Kahneman's frequently-used acronym "WYSIATI," used in the passage quoted below, means "What You See Is All There Is."


(p. 247) On that long-ago Friday, our curriculum expert made two judgments about the same problem and arrived at very different answers. The inside view is the one that all of us, including Seymour, spontaneously adopted to assess the future of our project. We focused on our specific circumstances and searched for evidence in our own experiences. We had a sketchy plan: we knew how many chapters we were going to write, and we had an idea of how long it had taken us to write the two that we had already done. The more cautious among us probably added a few months to their estimate as a margin of error.

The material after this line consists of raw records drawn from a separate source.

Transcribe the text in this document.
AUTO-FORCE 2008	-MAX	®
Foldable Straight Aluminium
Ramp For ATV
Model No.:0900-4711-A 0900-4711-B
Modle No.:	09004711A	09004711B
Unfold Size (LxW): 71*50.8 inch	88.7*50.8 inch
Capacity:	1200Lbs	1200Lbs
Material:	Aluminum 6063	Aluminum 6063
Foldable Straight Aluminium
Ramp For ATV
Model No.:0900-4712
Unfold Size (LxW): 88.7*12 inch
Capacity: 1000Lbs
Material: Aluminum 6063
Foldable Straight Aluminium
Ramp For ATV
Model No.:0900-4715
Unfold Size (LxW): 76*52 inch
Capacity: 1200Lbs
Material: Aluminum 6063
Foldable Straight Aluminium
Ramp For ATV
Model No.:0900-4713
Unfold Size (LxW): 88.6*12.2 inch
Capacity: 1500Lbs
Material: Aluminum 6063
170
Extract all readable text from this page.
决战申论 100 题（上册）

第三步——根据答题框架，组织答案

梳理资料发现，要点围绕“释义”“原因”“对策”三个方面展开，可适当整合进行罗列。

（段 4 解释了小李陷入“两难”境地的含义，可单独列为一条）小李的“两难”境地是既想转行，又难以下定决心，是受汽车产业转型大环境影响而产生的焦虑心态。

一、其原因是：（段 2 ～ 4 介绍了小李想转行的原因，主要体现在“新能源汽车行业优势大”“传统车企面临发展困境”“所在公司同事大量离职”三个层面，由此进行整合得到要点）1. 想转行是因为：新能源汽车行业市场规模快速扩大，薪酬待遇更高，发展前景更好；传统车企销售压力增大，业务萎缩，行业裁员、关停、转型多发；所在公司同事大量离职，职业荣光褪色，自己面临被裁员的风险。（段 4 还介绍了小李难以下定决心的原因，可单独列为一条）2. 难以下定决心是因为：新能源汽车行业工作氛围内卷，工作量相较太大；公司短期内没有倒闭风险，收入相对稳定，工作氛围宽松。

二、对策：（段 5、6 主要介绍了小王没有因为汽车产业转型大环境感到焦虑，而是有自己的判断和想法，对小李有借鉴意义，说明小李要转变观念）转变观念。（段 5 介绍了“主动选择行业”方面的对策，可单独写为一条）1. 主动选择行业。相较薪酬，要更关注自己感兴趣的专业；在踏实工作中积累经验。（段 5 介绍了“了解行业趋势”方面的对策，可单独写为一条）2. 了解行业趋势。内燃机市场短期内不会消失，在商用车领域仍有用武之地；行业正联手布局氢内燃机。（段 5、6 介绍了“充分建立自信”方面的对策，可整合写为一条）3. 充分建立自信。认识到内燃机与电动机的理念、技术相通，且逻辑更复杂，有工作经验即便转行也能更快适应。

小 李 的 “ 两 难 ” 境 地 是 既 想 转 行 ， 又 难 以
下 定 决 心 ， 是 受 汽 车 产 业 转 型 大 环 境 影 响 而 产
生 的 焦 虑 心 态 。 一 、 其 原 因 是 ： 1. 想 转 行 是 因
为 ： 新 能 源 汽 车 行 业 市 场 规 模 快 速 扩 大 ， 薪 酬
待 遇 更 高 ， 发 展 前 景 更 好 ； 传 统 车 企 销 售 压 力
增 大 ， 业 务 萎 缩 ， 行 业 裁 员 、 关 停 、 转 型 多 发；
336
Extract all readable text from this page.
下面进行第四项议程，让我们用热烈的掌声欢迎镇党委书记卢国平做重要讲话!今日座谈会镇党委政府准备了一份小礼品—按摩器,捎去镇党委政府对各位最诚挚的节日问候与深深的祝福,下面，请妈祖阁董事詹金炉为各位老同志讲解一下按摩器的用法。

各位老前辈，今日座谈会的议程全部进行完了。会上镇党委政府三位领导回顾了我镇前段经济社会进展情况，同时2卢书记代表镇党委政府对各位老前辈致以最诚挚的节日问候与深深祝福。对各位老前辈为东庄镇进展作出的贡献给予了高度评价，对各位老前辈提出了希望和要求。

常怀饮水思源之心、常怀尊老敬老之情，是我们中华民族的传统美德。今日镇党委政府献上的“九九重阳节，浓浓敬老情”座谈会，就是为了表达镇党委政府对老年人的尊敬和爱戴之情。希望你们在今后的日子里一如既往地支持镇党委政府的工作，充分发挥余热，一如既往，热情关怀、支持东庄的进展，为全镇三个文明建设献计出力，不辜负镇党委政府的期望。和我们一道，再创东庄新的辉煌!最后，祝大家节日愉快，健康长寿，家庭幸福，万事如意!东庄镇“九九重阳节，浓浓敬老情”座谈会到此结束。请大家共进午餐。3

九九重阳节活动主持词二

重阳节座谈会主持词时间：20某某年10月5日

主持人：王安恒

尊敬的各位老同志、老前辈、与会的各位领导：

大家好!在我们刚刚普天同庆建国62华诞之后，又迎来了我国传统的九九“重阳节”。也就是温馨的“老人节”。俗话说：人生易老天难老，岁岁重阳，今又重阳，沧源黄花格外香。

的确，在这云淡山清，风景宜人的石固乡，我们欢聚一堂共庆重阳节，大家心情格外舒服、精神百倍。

Extrapolating was a mistake. We were forecasting based on the informa-(p. 248)tion in front of us--WYSIATI--but the chapters we wrote first were probably easier than others, and our commitment to the project was probably then at its peak. But the main problem was that we failed to allow for what Donald Rumsfeld famously called the "unknown unknowns:' There was no way for us to foresee, that day, the succession of events that would cause the project to drag out for so long. The divorces, the illnesses, the crises of coordination with bureaucracies that delayed the work could not be anticipated. Such events not only cause the writing of chapters to slow down, they also produce long periods during which little or no progress is made at all. The same must have been true, of course, for the other teams that Seymour knew about. The members of those teams were also unable to imagine the events that would cause them to spend seven years to finish, or ultimately fail to finish, a project that they evidently had thought was very feasible. Like us, they did not know the odds they were facing. There are many ways for any plan to fail, and although most of them are too improbable to be anticipated, the likelihood that something will go wrong in a big project is high.



Source:

Kahneman, Daniel. Thinking, Fast and Slow. New York: Farrar, Straus and Giroux, 2011.